Semantic similarity is not factual correctness. A hallucinated but fluent answer on the same topic as the reference may score 0.85+ against it. Use this approach for phrasing equivalence and context grounding detection, not factual accuracy verification.
Performance at scale. Each comparison requires two embedding inference calls. For large test suites — hundreds of pairs — use batch embedding to amortise the overhead.

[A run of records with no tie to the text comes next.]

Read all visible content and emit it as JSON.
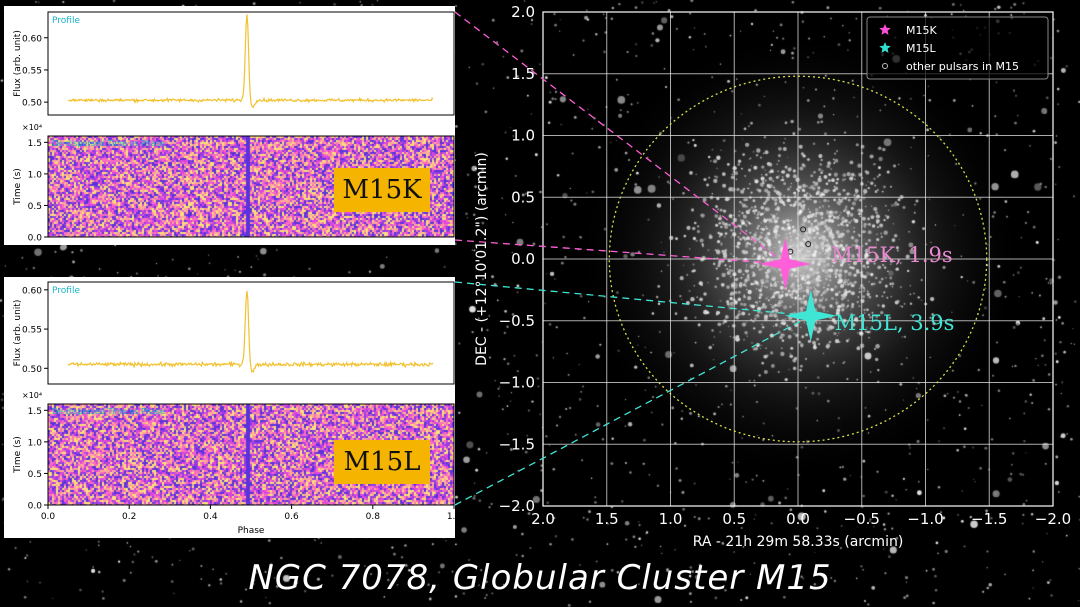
{
  "caption": "NGC 7078, Globular Cluster M15",
  "chart_data": [
    {
      "type": "line",
      "id": "m15k_profile",
      "title": "Profile",
      "ylabel": "Flux (arb. unit)",
      "xlim": [
        0.0,
        1.0
      ],
      "ylim": [
        0.48,
        0.64
      ],
      "yticks": [
        "0.60",
        "0.55",
        "0.50"
      ],
      "ytick_values": [
        0.6,
        0.55,
        0.5
      ],
      "baseline": 0.503,
      "peak_phase": 0.49,
      "peak_value": 0.635,
      "phase_range": [
        0.05,
        0.95
      ],
      "color": "#f2c12e"
    },
    {
      "type": "heatmap",
      "id": "m15k_timephase",
      "title": "De-dispersed Time vs Phase",
      "ylabel": "Time (s)",
      "scale_label": "×10⁴",
      "yticks": [
        "1.5",
        "1.0",
        "0.5",
        "0.0"
      ],
      "ytick_values": [
        1.5,
        1.0,
        0.5,
        0.0
      ],
      "ylim": [
        0.0,
        1.6
      ],
      "pulse_phase": 0.49,
      "source_label": "M15K"
    },
    {
      "type": "line",
      "id": "m15l_profile",
      "title": "Profile",
      "ylabel": "Flux (arb. unit)",
      "xlim": [
        0.0,
        1.0
      ],
      "ylim": [
        0.48,
        0.61
      ],
      "yticks": [
        "0.60",
        "0.55",
        "0.50"
      ],
      "ytick_values": [
        0.6,
        0.55,
        0.5
      ],
      "baseline": 0.505,
      "peak_phase": 0.49,
      "peak_value": 0.6,
      "phase_range": [
        0.05,
        0.95
      ],
      "color": "#f2c12e"
    },
    {
      "type": "heatmap",
      "id": "m15l_timephase",
      "title": "De-dispersed Time vs Phase",
      "ylabel": "Time (s)",
      "scale_label": "×10⁴",
      "xlabel": "Phase",
      "xticks": [
        "0.0",
        "0.2",
        "0.4",
        "0.6",
        "0.8",
        "1.0"
      ],
      "xtick_values": [
        0.0,
        0.2,
        0.4,
        0.6,
        0.8,
        1.0
      ],
      "yticks": [
        "1.5",
        "1.0",
        "0.5",
        "0.0"
      ],
      "ytick_values": [
        1.5,
        1.0,
        0.5,
        0.0
      ],
      "ylim": [
        0.0,
        1.6
      ],
      "pulse_phase": 0.49,
      "source_label": "M15L"
    },
    {
      "type": "scatter",
      "id": "sky_map",
      "xlabel": "RA - 21h 29m 58.33s (arcmin)",
      "ylabel": "DEC - (+12°10'01.2\") (arcmin)",
      "xlim": [
        2.0,
        -2.0
      ],
      "ylim": [
        -2.0,
        2.0
      ],
      "xticks": [
        "2.0",
        "1.5",
        "1.0",
        "0.5",
        "0.0",
        "−0.5",
        "−1.0",
        "−1.5",
        "−2.0"
      ],
      "xtick_values": [
        2.0,
        1.5,
        1.0,
        0.5,
        0.0,
        -0.5,
        -1.0,
        -1.5,
        -2.0
      ],
      "yticks": [
        "2.0",
        "1.5",
        "1.0",
        "0.5",
        "0.0",
        "−0.5",
        "−1.0",
        "−1.5",
        "−2.0"
      ],
      "ytick_values": [
        2.0,
        1.5,
        1.0,
        0.5,
        0.0,
        -0.5,
        -1.0,
        -1.5,
        -2.0
      ],
      "grid": true,
      "circle_radius": 1.48,
      "legend_placement": "top-right",
      "legend": [
        {
          "label": "M15K",
          "marker": "star",
          "color": "#ff4fd8"
        },
        {
          "label": "M15L",
          "marker": "star",
          "color": "#2fe0d0"
        },
        {
          "label": "other pulsars in M15",
          "marker": "circle",
          "color": "#bbbbbb"
        }
      ],
      "pulsars": [
        {
          "name": "M15K",
          "x": 0.1,
          "y": -0.04,
          "annotation": "M15K, 1.9s",
          "color": "#ff5fd8",
          "text_color": "#e98ad0"
        },
        {
          "name": "M15L",
          "x": -0.1,
          "y": -0.46,
          "annotation": "M15L, 3.9s",
          "color": "#3fe6d6",
          "text_color": "#3fe6d6"
        }
      ],
      "other_pulsars": [
        {
          "x": -0.04,
          "y": 0.24
        },
        {
          "x": -0.08,
          "y": 0.12
        },
        {
          "x": 0.06,
          "y": 0.06
        }
      ]
    }
  ]
}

Language sensitivity. nomic-embed-text is primarily an English model. Cross-language similarity scores are less reliable. For multilingual use cases, consider multilingual-e5-large, which is available through Ollama.
Structured output. Semantic similarity is a poor validator for structured formats — JSON schemas, numbered lists, code. A response can be semantically close to the expected output and still be structurally malformed. Always combine similarity scoring with format validation for structured tasks.